Abstract:
Singularity theorems suggest that under certain conditions, gravitational collapse inevitably
leads to a singularity formation. Weak cosmic censorship conjecture proposed by R. Penrose
states that singularity is always enclosed within event horizon. Various studies have shown
that the gravitational collapse of inhomogeneous matter clouds leads to naked singularity
formation. Establishing criteria to distinguish naked singularities and black holes is vital
for understanding their physical characteristics. This thesis comprehensively reviews the
existing literature and distinguishes between Kerr black holes and naked singularities using
spin precession frequency. We also found the constraints on the parameters of the Kerr
black hole which were shown to be consistent with the prior studies. Further, we investigate
the spin precession frequency of a test gyroscope attached to a stationary observer in a
rotating naked singularity spacetime.

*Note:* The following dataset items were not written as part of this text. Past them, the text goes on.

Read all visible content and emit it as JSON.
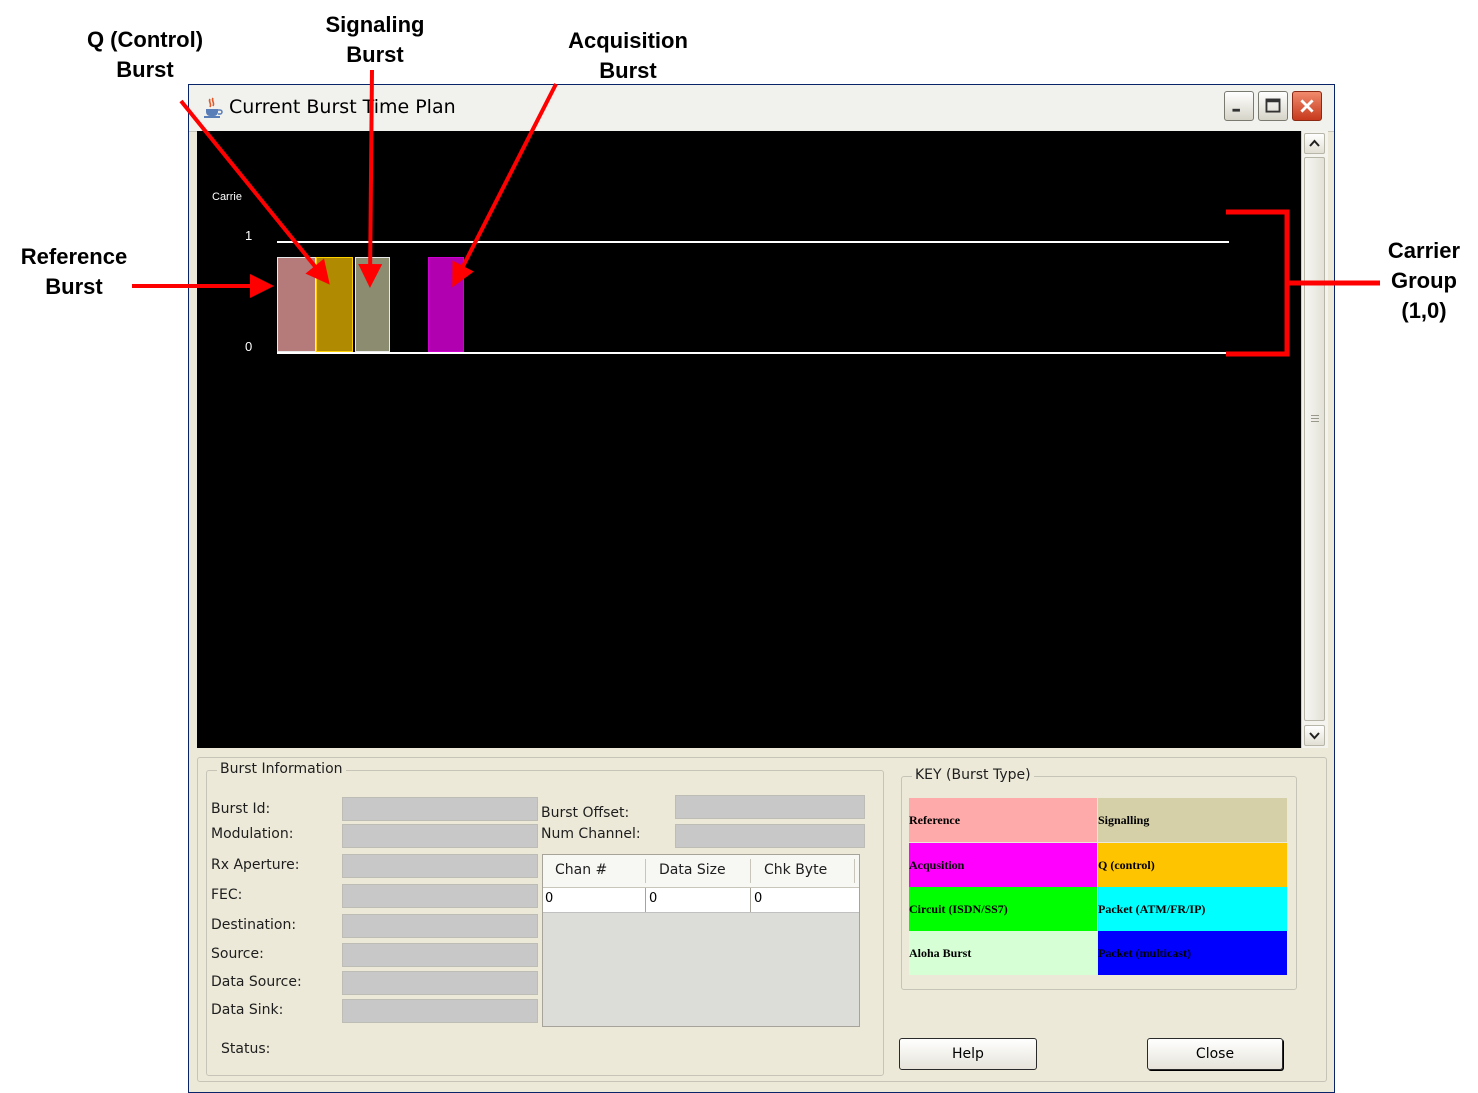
{
  "callouts": {
    "q_control": "Q (Control)\nBurst",
    "signaling": "Signaling\nBurst",
    "acquisition": "Acquisition\nBurst",
    "reference": "Reference\nBurst",
    "carrier_group": "Carrier\nGroup\n(1,0)",
    "arrow_color": "#ff0000"
  },
  "window": {
    "title": "Current Burst Time Plan",
    "icon": "java-cup-icon"
  },
  "plot": {
    "background": "#000000",
    "axis_title": "Carrie",
    "ticks": [
      "1",
      "0"
    ],
    "bursts": [
      {
        "type": "Reference",
        "color": "#b57a7a"
      },
      {
        "type": "Q (control)",
        "color": "#b08a00"
      },
      {
        "type": "Signalling",
        "color": "#8c8c70"
      },
      {
        "type": "Acquisition",
        "color": "#b000b0"
      }
    ]
  },
  "burst_info": {
    "title": "Burst Information",
    "labels": {
      "burst_id": "Burst Id:",
      "modulation": "Modulation:",
      "rx_aperture": "Rx Aperture:",
      "fec": "FEC:",
      "destination": "Destination:",
      "source": "Source:",
      "data_source": "Data Source:",
      "data_sink": "Data Sink:",
      "status": "Status:",
      "burst_offset": "Burst Offset:",
      "num_channel": "Num Channel:"
    },
    "values": {
      "burst_id": "",
      "modulation": "",
      "rx_aperture": "",
      "fec": "",
      "destination": "",
      "source": "",
      "data_source": "",
      "data_sink": "",
      "burst_offset": "",
      "num_channel": ""
    },
    "channel_table": {
      "columns": [
        "Chan #",
        "Data Size",
        "Chk Byte"
      ],
      "rows": [
        [
          "0",
          "0",
          "0"
        ]
      ]
    }
  },
  "key": {
    "title": "KEY (Burst Type)",
    "items": [
      {
        "label": "Reference",
        "color": "#ffaaaa",
        "text_color": "#000000"
      },
      {
        "label": "Signalling",
        "color": "#d6d0a8",
        "text_color": "#000000"
      },
      {
        "label": "Acqusition",
        "color": "#ff00ff",
        "text_color": "#000000"
      },
      {
        "label": "Q (control)",
        "color": "#ffc400",
        "text_color": "#000000"
      },
      {
        "label": "Circuit (ISDN/SS7)",
        "color": "#00ff00",
        "text_color": "#000000"
      },
      {
        "label": "Packet (ATM/FR/IP)",
        "color": "#00ffff",
        "text_color": "#000000"
      },
      {
        "label": "Aloha Burst",
        "color": "#d6ffd6",
        "text_color": "#000000"
      },
      {
        "label": "Packet (multicast)",
        "color": "#0000ff",
        "text_color": "#000000"
      }
    ]
  },
  "buttons": {
    "help": "Help",
    "close": "Close"
  }
}
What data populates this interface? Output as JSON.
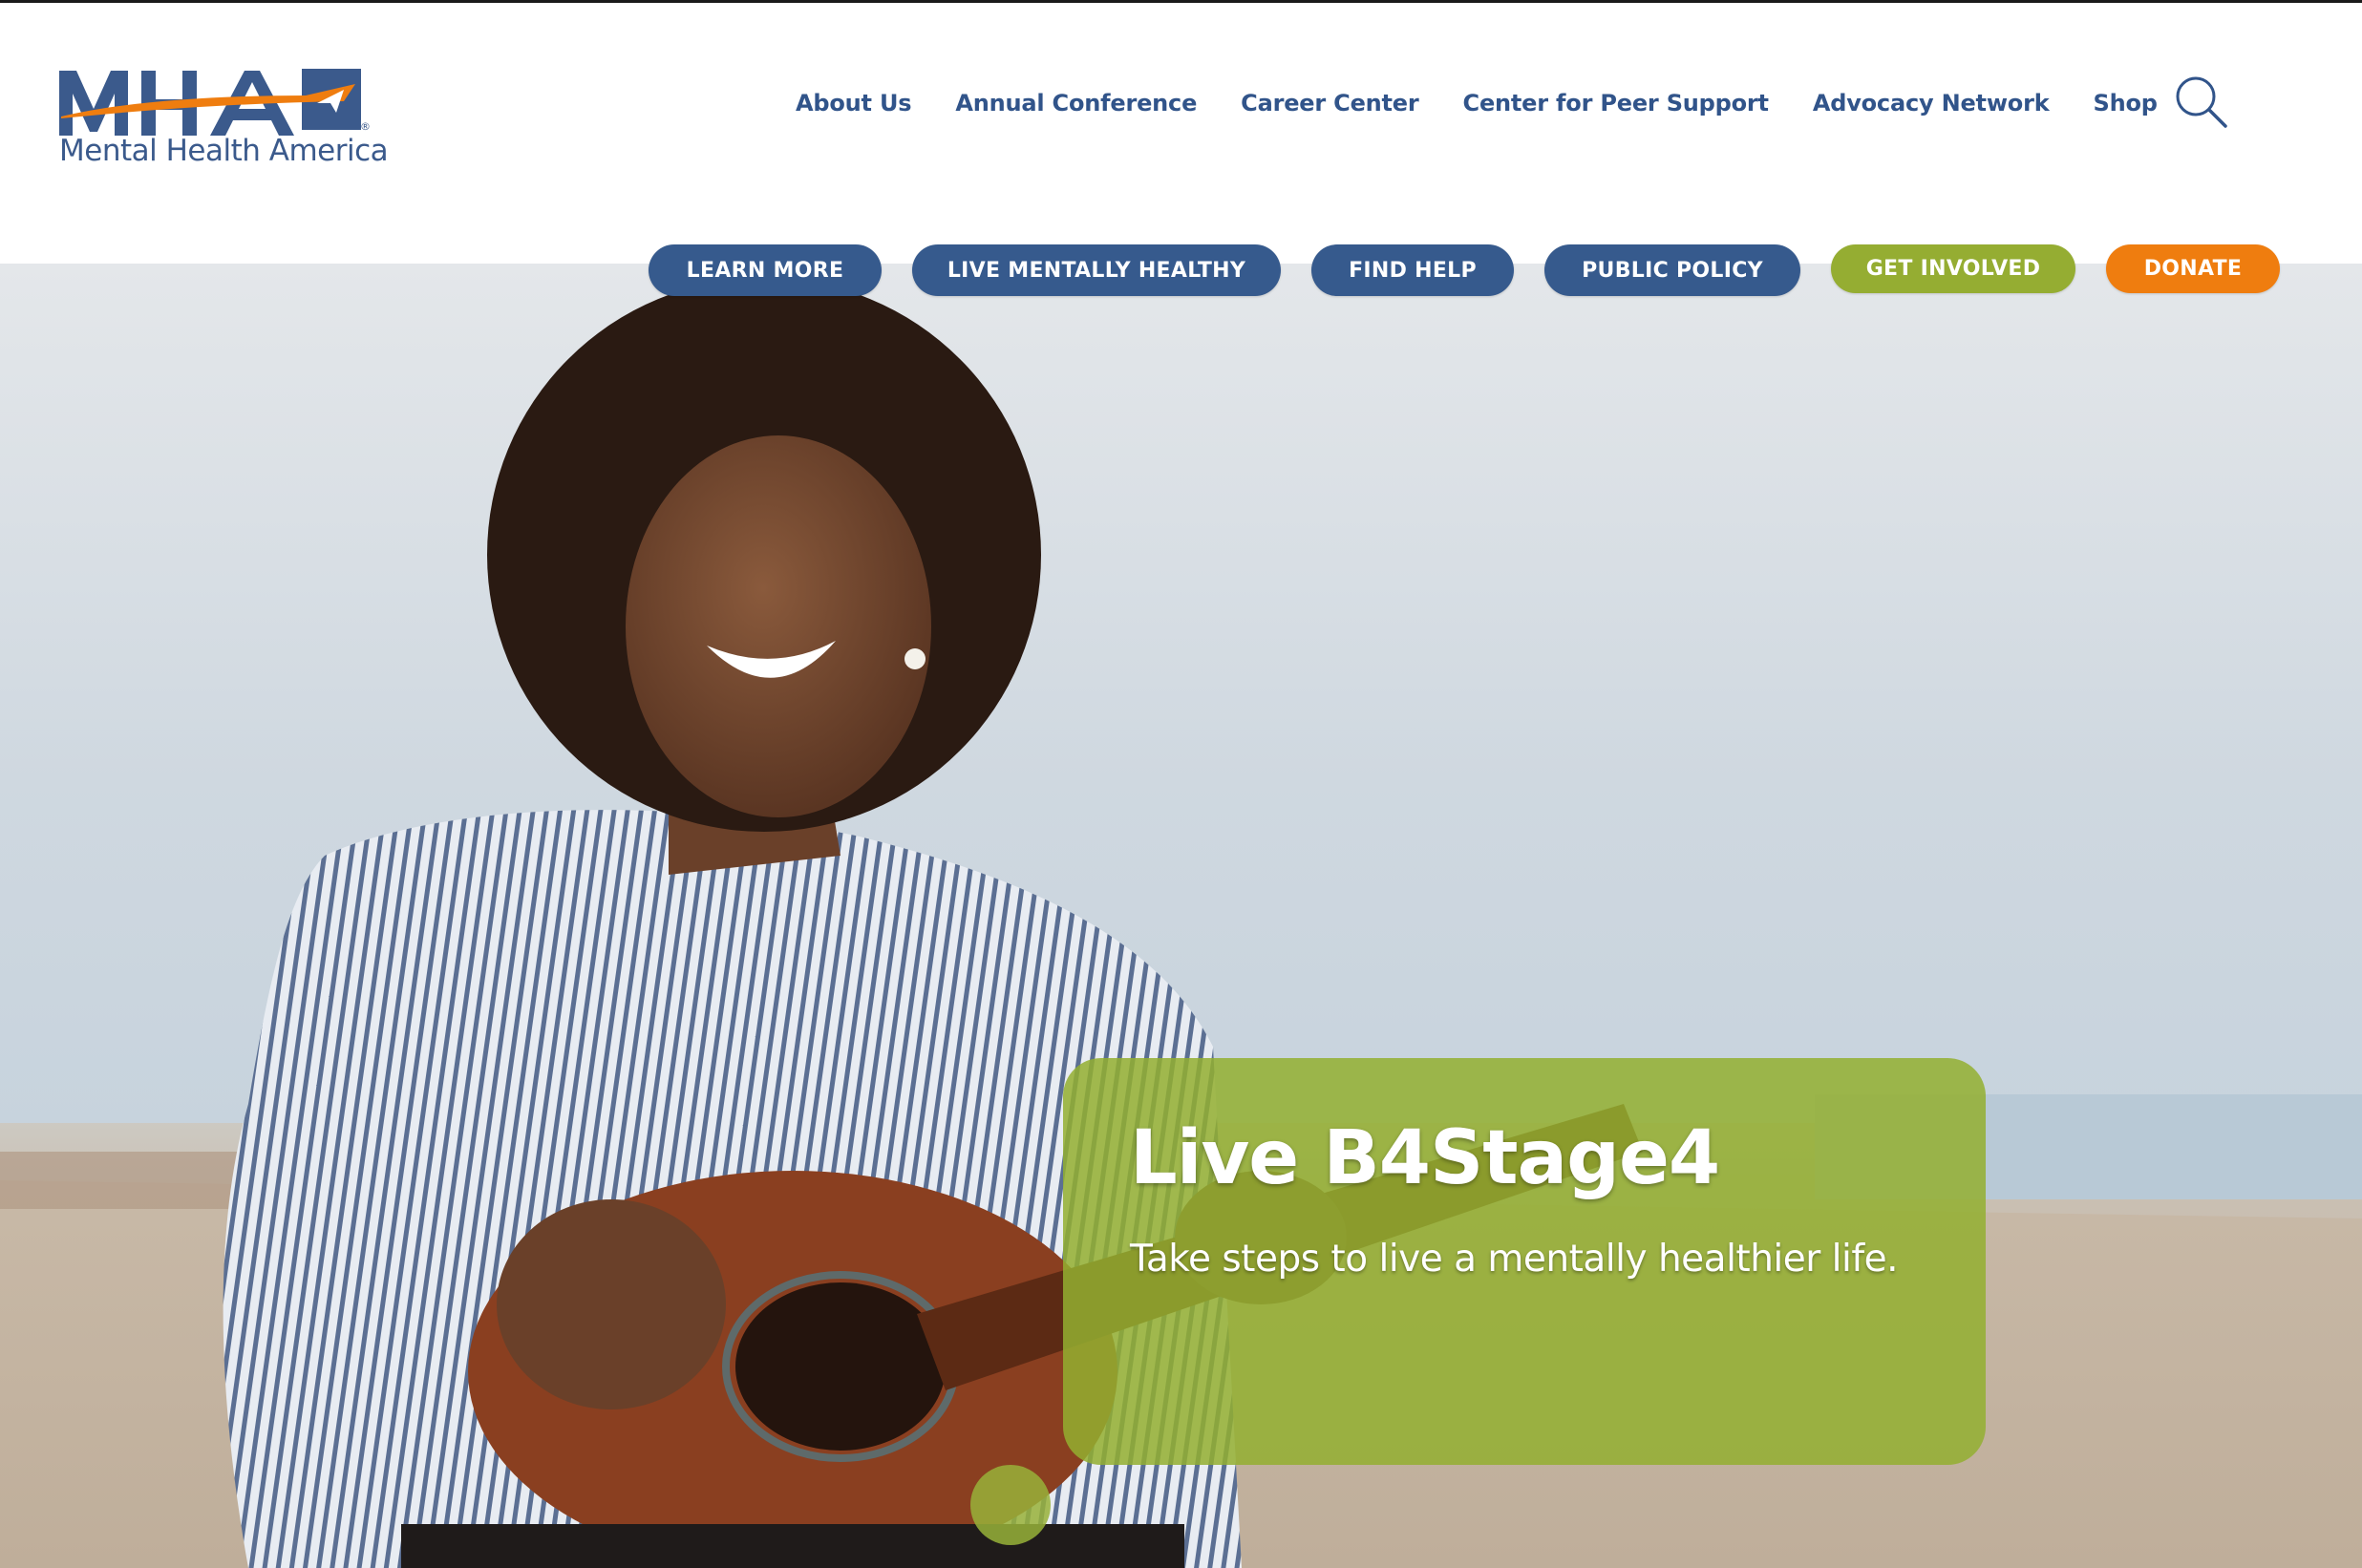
{
  "brand": {
    "logo_letters": "MHA",
    "name": "Mental Health America",
    "colors": {
      "navy": "#31548a",
      "orange": "#ef7d0f",
      "green": "#95ad32"
    }
  },
  "main_nav": {
    "items": [
      {
        "label": "About Us"
      },
      {
        "label": "Annual Conference"
      },
      {
        "label": "Career Center"
      },
      {
        "label": "Center for Peer Support"
      },
      {
        "label": "Advocacy Network"
      },
      {
        "label": "Shop"
      }
    ],
    "search_icon": "search-icon"
  },
  "action_nav": {
    "learn_more": "LEARN MORE",
    "live_mentally_healthy": "LIVE MENTALLY HEALTHY",
    "find_help": "FIND HELP",
    "public_policy": "PUBLIC POLICY",
    "get_involved": "GET INVOLVED",
    "donate": "DONATE"
  },
  "hero": {
    "title": "Live B4Stage4",
    "subtitle": "Take steps to live a mentally healthier life."
  }
}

In the asymptotic limit, Lense-Thirring precession for
rotating naked singularity and geodetic precession for null naked singularity are found to be
equal to that of a Kerr black hole and a Schwarzschild black hole respectively. In addition,
we can distinguish rotating naked singularity and Kerr naked singularity for an observer
in the equatorial plane using spin precession. To this end, we have found the constraints
on the parameters of rotating naked singularity by employing Monte Carlo Markov Chain
simulation and using the observation from five quasi-periodic sources within the relativistic
precession model. Our analysis shows that the measurement of spin parameter estimate for
GRO J1655-40 is in disagreement with the value found from the continuum-fitting method,
while for XTEJ1859+226 and GRS 1915+105, it is inconsistent with spectral analysis results.